16 Nisan 2018 Pazartesi

ŞUURALTINA OYNAMAK…


ŞUURALTINA OYNAMAK…
Batı bunu hep yapar; hem de her fırsatta defalarca… Diğer dünya insanlarının şuuraltına oynamayı…
1960’lı yılların meşhur filmi: SPARTAKÜS. Trakya kökenli bir kölenin gladyatör olarak Romalılara başkaldırması…  Büyük insan kitlelerini uyarıp Roma’nın başını ağrıtması; canla başla, kanla mücadelesini sürdürmesi… Netice malum; diplomasi her zayıfı satın aldığı gibi Roma senatörleri de zayıfları satın alıp SPARTAKÜS’ü yaya bırakırlar… Sonunda da SPARTAKÜS kaybeder ve idam edilir…
1200’lü yıllarda buna benzer bir olay gelişir. İngilizlerin hakimiyetini hazmedemeyen İskoçlar  W.Wallace’ın şahsında İngilizlere başkaldırırlar…  Yenmedikleri ordu yakıp yıkmadıkları kale kalmaz; önlerine gelen her yeri tarumar ederler.
Netice malum:  Merkezi yönetim devreye girer vaatler paralar satın almalar. “Cesuryürek” Wallace diplomasi ile şehre davet edilir -uzlaşı adına- ve sonunda idamı boylar…
-İyi Mirim de bunların hakikatleri gerçek. Konuları doğru filmler.1960 ve 1995’in en hit filmleri idi.
-Kahya Efendi konuları doğru olabilir. Günümüzde bu doğru konulu filmlere yeni kurgular sıkıştırıp gelişmekte olan dünyanın şuuraltına oynayıp mücadele azimlerini kırmanın yollarını arıyorlar…
Anlayın ki; bize başkaldıranlar mücadeleyi kazanır gibi görünseler de kaybetmeye mahkumdurlar, demeye getiriyorlar…

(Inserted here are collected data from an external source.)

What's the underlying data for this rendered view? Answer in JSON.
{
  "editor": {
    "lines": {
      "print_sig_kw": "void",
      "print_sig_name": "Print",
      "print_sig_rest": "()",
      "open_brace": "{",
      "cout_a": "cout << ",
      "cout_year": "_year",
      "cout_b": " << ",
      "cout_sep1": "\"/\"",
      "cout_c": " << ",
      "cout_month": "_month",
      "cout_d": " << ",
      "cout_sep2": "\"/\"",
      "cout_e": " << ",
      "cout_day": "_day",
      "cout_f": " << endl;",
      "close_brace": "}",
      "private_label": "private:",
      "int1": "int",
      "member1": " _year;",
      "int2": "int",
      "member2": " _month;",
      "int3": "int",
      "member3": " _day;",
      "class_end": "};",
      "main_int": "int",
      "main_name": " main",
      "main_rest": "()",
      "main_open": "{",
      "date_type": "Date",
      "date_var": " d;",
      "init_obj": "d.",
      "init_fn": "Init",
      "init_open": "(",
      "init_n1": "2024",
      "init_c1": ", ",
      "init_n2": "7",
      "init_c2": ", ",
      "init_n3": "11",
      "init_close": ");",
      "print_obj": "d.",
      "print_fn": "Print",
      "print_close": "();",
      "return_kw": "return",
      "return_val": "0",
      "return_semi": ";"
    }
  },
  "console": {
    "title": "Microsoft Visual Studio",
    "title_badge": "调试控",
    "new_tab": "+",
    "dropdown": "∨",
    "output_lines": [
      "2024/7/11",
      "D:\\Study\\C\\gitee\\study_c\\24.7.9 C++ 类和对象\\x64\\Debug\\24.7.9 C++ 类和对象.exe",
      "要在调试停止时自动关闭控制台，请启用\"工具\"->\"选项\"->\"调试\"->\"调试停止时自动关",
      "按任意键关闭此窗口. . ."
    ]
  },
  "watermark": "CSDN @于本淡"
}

Aslı varsa  yıllarca her türlü illegal terörist grupları donatıp karşımıza diken ABD, Suriye’den çekilmeyi planlamakta imiş. Giderayak “ben çekiliyorum/çekileceğim ama; benim gücümü bir anlayın” demesini Ortadoğu’nun ve dünyanın şuuraltına oynamak demezler de, ne derler?